Constraining the Nanohertz Gravitational Wave Background with an X-ray Pulsar Timing Array from NICER observations

TL;DR

This study uses six years of NICER X-ray pulsar timing data to set upper limits on the nanohertz gravitational wave background, demonstrating the method's feasibility despite current sensitivity limitations.

Contribution

First application of X-ray pulsar timing with NICER to constrain the nanohertz gravitational wave background, establishing a new observational approach.

Findings

No significant GWB detection; upper limit set at log10(A_gwb)<-13.4

Weak evidence for Hellings-Downs correlations (S=2.5)

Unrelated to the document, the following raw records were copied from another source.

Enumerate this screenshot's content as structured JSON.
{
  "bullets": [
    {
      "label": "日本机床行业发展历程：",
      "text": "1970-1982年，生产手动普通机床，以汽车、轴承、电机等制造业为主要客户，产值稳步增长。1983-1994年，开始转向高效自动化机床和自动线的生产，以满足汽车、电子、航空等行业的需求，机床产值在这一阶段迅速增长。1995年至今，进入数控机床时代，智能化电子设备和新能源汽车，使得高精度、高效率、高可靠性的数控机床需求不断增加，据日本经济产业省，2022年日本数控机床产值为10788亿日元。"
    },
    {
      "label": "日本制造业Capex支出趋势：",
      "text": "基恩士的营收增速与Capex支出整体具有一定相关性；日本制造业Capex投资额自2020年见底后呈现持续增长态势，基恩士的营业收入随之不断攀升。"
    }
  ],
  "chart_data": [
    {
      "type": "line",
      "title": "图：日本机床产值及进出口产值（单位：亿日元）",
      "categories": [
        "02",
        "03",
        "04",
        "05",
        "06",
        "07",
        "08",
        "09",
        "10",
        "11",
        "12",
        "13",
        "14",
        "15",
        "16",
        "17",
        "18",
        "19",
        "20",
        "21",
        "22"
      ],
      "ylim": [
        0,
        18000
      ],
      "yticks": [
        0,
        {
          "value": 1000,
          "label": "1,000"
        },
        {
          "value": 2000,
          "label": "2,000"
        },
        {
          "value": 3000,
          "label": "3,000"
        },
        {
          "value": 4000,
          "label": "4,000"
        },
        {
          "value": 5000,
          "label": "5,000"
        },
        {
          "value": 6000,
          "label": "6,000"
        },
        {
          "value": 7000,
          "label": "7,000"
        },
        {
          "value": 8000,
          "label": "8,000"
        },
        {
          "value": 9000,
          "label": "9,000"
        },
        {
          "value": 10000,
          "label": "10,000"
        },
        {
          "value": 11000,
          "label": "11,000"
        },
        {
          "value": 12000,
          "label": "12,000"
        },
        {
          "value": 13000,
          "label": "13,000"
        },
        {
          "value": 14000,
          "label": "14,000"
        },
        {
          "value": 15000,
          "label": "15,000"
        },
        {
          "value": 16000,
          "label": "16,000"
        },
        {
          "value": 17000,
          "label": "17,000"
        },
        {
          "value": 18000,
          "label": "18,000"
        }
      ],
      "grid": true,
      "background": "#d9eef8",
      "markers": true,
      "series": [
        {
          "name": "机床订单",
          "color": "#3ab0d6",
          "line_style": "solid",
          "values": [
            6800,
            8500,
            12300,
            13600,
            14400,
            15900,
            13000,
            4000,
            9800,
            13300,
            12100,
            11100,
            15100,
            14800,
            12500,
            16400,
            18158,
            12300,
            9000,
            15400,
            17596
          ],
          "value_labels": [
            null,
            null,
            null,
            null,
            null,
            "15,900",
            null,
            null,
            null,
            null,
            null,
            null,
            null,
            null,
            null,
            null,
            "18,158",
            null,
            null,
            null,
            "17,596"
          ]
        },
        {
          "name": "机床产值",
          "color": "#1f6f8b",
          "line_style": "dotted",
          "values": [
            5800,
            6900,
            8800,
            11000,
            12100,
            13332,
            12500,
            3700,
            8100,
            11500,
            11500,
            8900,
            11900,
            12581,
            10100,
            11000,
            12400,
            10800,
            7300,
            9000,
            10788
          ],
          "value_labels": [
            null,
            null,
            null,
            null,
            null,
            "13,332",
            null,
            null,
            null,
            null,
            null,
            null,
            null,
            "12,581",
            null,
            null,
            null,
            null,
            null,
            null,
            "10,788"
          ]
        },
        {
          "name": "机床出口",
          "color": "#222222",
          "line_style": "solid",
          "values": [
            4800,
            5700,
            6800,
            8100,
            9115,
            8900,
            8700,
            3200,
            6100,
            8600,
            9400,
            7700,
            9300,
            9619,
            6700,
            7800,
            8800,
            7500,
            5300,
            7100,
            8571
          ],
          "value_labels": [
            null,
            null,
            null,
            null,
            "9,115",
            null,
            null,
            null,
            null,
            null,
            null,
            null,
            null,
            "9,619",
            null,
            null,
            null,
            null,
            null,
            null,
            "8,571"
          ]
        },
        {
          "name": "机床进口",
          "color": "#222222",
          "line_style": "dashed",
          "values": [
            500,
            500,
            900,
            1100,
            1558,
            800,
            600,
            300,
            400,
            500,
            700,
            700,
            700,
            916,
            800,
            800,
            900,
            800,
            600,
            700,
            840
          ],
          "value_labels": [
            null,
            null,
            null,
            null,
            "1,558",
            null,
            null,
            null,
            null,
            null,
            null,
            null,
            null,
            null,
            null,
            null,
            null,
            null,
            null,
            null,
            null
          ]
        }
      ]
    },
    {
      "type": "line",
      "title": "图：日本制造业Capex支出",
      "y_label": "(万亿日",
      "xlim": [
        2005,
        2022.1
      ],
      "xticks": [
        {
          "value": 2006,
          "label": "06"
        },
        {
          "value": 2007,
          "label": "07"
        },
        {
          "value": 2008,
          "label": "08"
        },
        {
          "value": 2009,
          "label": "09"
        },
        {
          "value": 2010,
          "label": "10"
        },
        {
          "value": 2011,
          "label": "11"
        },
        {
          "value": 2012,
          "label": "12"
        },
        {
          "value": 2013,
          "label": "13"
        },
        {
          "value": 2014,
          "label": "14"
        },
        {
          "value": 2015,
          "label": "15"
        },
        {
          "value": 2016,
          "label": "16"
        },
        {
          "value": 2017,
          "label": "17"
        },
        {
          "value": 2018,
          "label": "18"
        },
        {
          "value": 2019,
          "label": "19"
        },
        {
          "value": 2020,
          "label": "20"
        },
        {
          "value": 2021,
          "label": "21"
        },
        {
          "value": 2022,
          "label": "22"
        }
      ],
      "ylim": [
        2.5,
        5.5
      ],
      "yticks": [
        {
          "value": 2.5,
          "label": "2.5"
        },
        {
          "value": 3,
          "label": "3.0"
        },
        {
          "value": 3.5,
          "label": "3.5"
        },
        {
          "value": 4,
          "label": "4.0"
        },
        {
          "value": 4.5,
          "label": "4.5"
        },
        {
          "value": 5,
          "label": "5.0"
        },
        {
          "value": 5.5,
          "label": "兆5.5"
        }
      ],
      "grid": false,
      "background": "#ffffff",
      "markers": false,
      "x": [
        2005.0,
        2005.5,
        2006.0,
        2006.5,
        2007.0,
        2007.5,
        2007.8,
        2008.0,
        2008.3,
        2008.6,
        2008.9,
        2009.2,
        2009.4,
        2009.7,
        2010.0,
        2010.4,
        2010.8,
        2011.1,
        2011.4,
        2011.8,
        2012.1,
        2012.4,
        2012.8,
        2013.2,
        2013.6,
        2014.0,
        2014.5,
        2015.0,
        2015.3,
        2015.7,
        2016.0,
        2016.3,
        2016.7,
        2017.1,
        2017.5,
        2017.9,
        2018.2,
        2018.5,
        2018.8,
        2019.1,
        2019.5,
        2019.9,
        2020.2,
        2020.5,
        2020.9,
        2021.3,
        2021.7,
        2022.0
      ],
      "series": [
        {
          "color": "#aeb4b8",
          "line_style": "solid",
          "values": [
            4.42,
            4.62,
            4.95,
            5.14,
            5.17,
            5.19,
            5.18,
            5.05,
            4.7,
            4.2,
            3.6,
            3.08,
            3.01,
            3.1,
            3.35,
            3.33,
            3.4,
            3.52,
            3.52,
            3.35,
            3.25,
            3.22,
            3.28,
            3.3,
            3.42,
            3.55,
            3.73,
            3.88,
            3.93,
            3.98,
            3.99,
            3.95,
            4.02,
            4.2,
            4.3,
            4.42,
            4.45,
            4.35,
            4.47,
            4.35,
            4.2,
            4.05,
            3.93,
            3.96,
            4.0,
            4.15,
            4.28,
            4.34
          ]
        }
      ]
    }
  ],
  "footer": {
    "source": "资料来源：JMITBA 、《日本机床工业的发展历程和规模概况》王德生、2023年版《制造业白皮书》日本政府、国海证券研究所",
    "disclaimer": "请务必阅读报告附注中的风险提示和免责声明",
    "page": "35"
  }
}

NICER constraints are less stringent than radio and gamma-ray pulsar timing arrays

Abstract

We present constraints on the nanohertz gravitational wave background (GWB) using X-ray pulsar timing data from the Neutron Star Interior Composition Explorer(\textit{NICER}). By analyzing six millisecond pulsars over a six-year observational baseline, we employed a Bayesian framework to model noise components and search for a common red signal consistent with a GWB from supermassive black hole binaries (assuming a spectral index $\gamma_{\rm gwb}=13/3$). Our results show no significant evidence for a GWB, yielding a 95\% upper limit of $\log_{10}(A_{\rm gwb})<-13.4$. Weak evidence for Hellings-Downs spatial correlations was found (S=2.5), though the signal remains statistically inconclusive. Compared to radio and $\gamma$-ray pulsar timing arrays, the \textit{NICER} constraint is currently less stringent but demonstrates the feasibility of X-ray timing with \textit{NICER} for GWB studies and highlights the potential for improved sensitivity with future X-ray missions.